Kreeger reported a pre-tax profit of £14.4 million for the year to December 2014 after Virgin Atlantic lost £51 million the previous year and reported cumulative losses of £346 million in the five years from 2010 to 2013.
In a statement, the company noted: “Virgin Atlantic has delivered on the target it set in February 2013 to return to profit within two years.
“It’s now looking to the future and positioning the business for future growth and sustained profitability.”
The carrier reported annual group revenue of £2.9 billion after carrying almost 6.16 million passengers in the year. Its operating costs were flat year on year, yet Virgin reported passenger satisfaction scores up for a third year in succession.

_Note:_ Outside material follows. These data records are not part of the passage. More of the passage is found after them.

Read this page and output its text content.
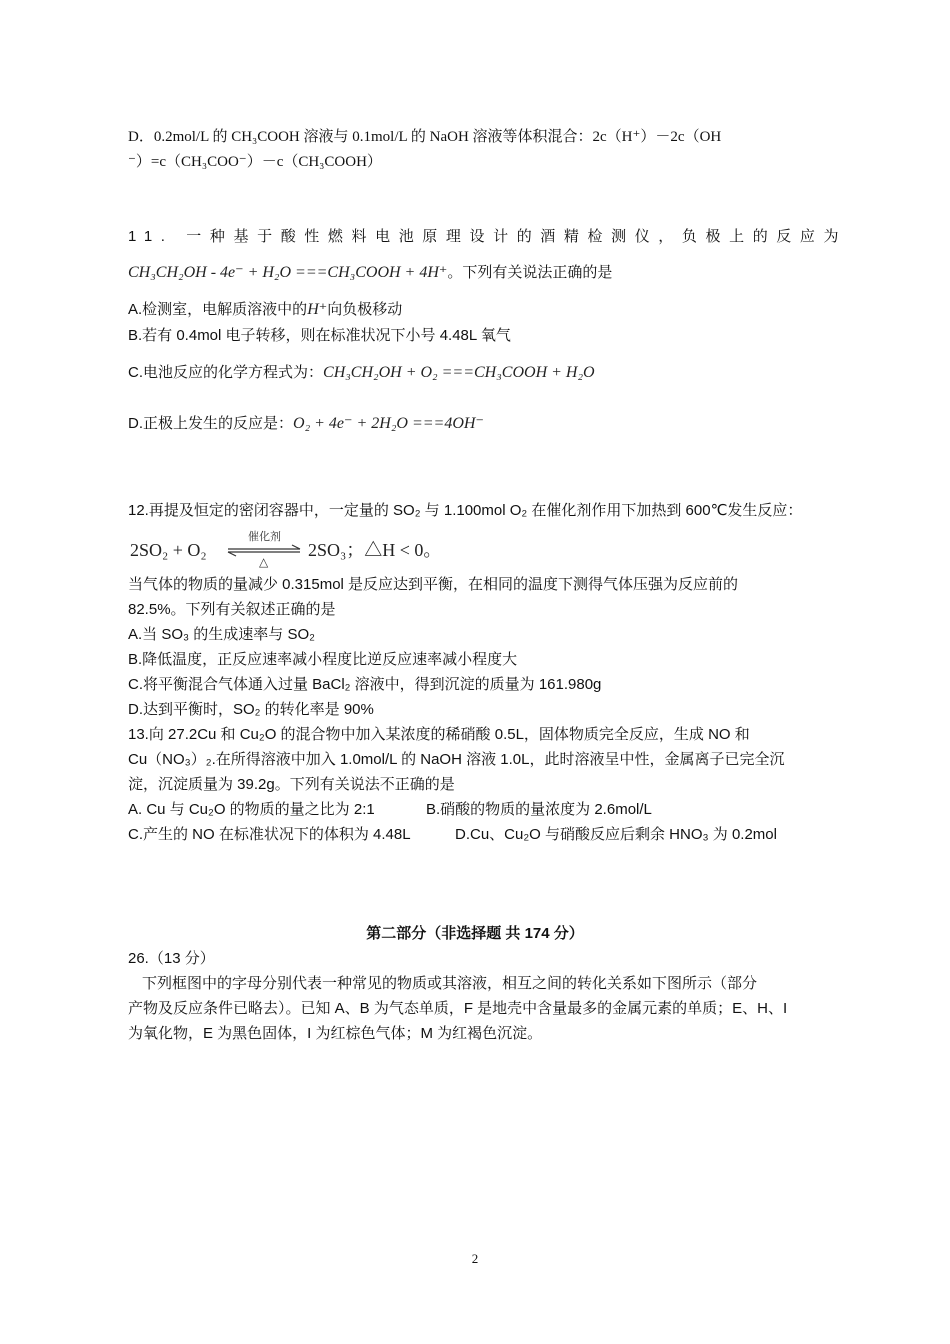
D．0.2mol/L 的 CH₃COOH 溶液与 0.1mol/L 的 NaOH 溶液等体积混合：2c（H⁺）－2c（OH
⁻）=c（CH₃COO⁻）－c（CH₃COOH）
11. 一种基于酸性燃料电池原理设计的酒精检测仪，负极上的反应为
CH₃CH₂OH - 4e⁻ + H₂O ===CH₃COOH + 4H⁺。下列有关说法正确的是
A.检测室，电解质溶液中的H⁺向负极移动
B.若有 0.4mol 电子转移，则在标准状况下小号 4.48L 氧气
C.电池反应的化学方程式为：CH₃CH₂OH + O₂ ===CH₃COOH + H₂O
D.正极上发生的反应是：O₂ + 4e⁻ + 2H₂O ===4OH⁻
12.再提及恒定的密闭容器中，一定量的 SO₂ 与 1.100mol O₂ 在催化剂作用下加热到 600℃发生反应：
2SO₂ + O₂
催化剂
△
2SO₃；△H < 0。
当气体的物质的量减少 0.315mol 是反应达到平衡，在相同的温度下测得气体压强为反应前的
82.5%。下列有关叙述正确的是
A.当 SO₃ 的生成速率与 SO₂
B.降低温度，正反应速率减小程度比逆反应速率减小程度大
C.将平衡混合气体通入过量 BaCl₂ 溶液中，得到沉淀的质量为 161.980g
D.达到平衡时，SO₂ 的转化率是 90%
13.向 27.2Cu 和 Cu₂O 的混合物中加入某浓度的稀硝酸 0.5L，固体物质完全反应，生成 NO 和
Cu（NO₃）₂.在所得溶液中加入 1.0mol/L 的 NaOH 溶液 1.0L，此时溶液呈中性，金属离子已完全沉
淀，沉淀质量为 39.2g。下列有关说法不正确的是
A. Cu 与 Cu₂O 的物质的量之比为 2:1	B.硝酸的物质的量浓度为 2.6mol/L
C.产生的 NO 在标准状况下的体积为 4.48L	D.Cu、Cu₂O 与硝酸反应后剩余 HNO₃ 为 0.2mol
第二部分（非选择题 共 174 分）
26.（13 分）
下列框图中的字母分别代表一种常见的物质或其溶液，相互之间的转化关系如下图所示（部分
产物及反应条件已略去）。已知 A、B 为气态单质，F 是地壳中含量最多的金属元素的单质；E、H、I
为氧化物，E 为黑色固体，I 为红棕色气体；M 为红褐色沉淀。
2
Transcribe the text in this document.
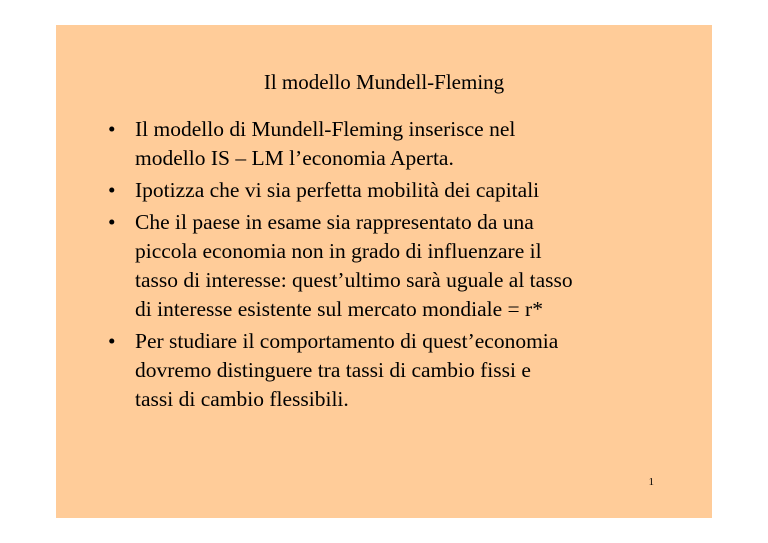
Il modello Mundell-Fleming
• Il modello di Mundell-Fleming inserisce nel
modello IS – LM l’economia Aperta.
• Ipotizza che vi sia perfetta mobilità dei capitali
• Che il paese in esame sia rappresentato da una
piccola economia non in grado di influenzare il
tasso di interesse: quest’ultimo sarà uguale al tasso
di interesse esistente sul mercato mondiale = r*
• Per studiare il comportamento di quest’economia
dovremo distinguere tra tassi di cambio fissi e
tassi di cambio flessibili.
1
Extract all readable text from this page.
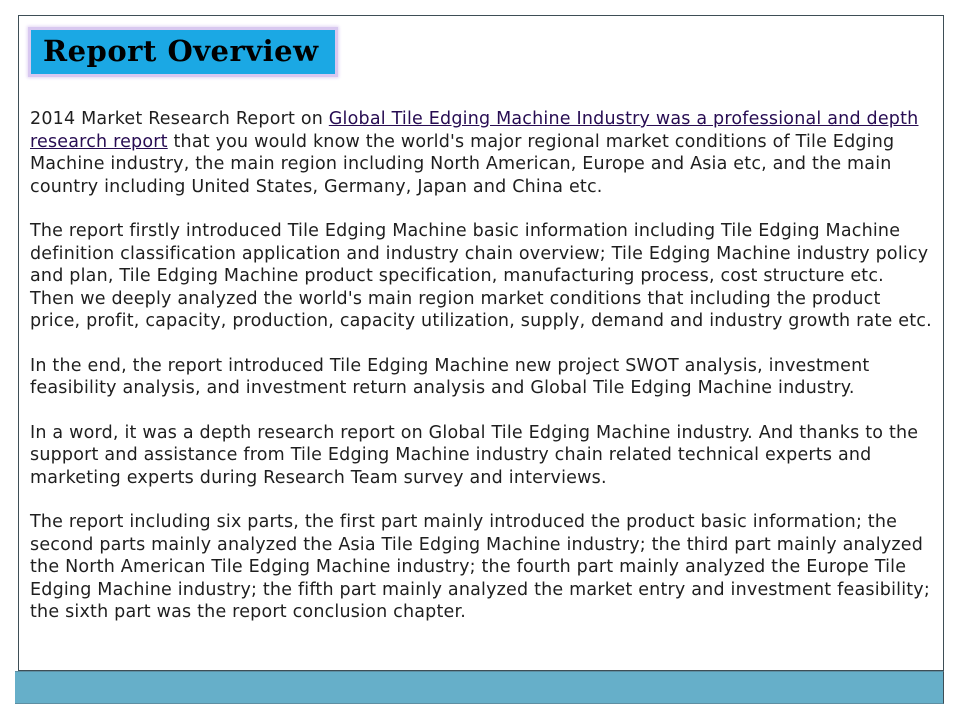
Report Overview

2014 Market Research Report on Global Tile Edging Machine Industry was a professional and depth research report that you would know the world's major regional market conditions of Tile Edging Machine industry, the main region including North American, Europe and Asia etc, and the main country including United States, Germany, Japan and China etc.

The report firstly introduced Tile Edging Machine basic information including Tile Edging Machine definition classification application and industry chain overview; Tile Edging Machine industry policy and plan, Tile Edging Machine product specification, manufacturing process, cost structure etc. Then we deeply analyzed the world's main region market conditions that including the product price, profit, capacity, production, capacity utilization, supply, demand and industry growth rate etc.

In the end, the report introduced Tile Edging Machine new project SWOT analysis, investment feasibility analysis, and investment return analysis and Global Tile Edging Machine industry.

In a word, it was a depth research report on Global Tile Edging Machine industry. And thanks to the support and assistance from Tile Edging Machine industry chain related technical experts and marketing experts during Research Team survey and interviews.

The report including six parts, the first part mainly introduced the product basic information; the second parts mainly analyzed the Asia Tile Edging Machine industry; the third part mainly analyzed the North American Tile Edging Machine industry; the fourth part mainly analyzed the Europe Tile Edging Machine industry; the fifth part mainly analyzed the market entry and investment feasibility; the sixth part was the report conclusion chapter.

Tour operator Virgin Holidays recorded a pre-tax profit of £5.7 million, up £3 million on 2013.
Virgin Atlantic chief executive Craig Kreeger said: “These results mark the successful conclusion of our recovery period and have put firm foundations in place for the future.
“We are confident we have the right fleet, network and partners to be more profitable than ever before by 2018.”
Kreeger said: “We had a clearly defined strategy to transform the financial performance of the business and can be rightly proud that we delivered that in a rigorous timeframe, while investing in continuous improvements to our passengers’ experience.”
He added: “We want to be the airline most loved by our customers by always putting them at the centre of everything we do.”
Virgin Atlantic president and founder Sir Richard Branson said: “I can’t think of a better way to complete our 30th birthday year than with a return to profit.”
Mark Anderson, managing director of Virgin Holidays, said the results were a vindication of the operator’s ‘Five Year Plan’ to focus on core destinations of Florida and the Caribbean in addition to growing high-margin strands including cruise and luxury and improving business performance.
He added: “These results are a fantastic testament to our team, following a year of considerable change. Continued currency fluctuations, domestic financial insecurity and new business models all represent challenges to the established long-haul travel industry.
“By maintaining a disciplined focus on exceeding our customers’ expectations during the last 12 months, we have the firm foundations on which to deliver our Five Year Plan and meet those challenges head-on.”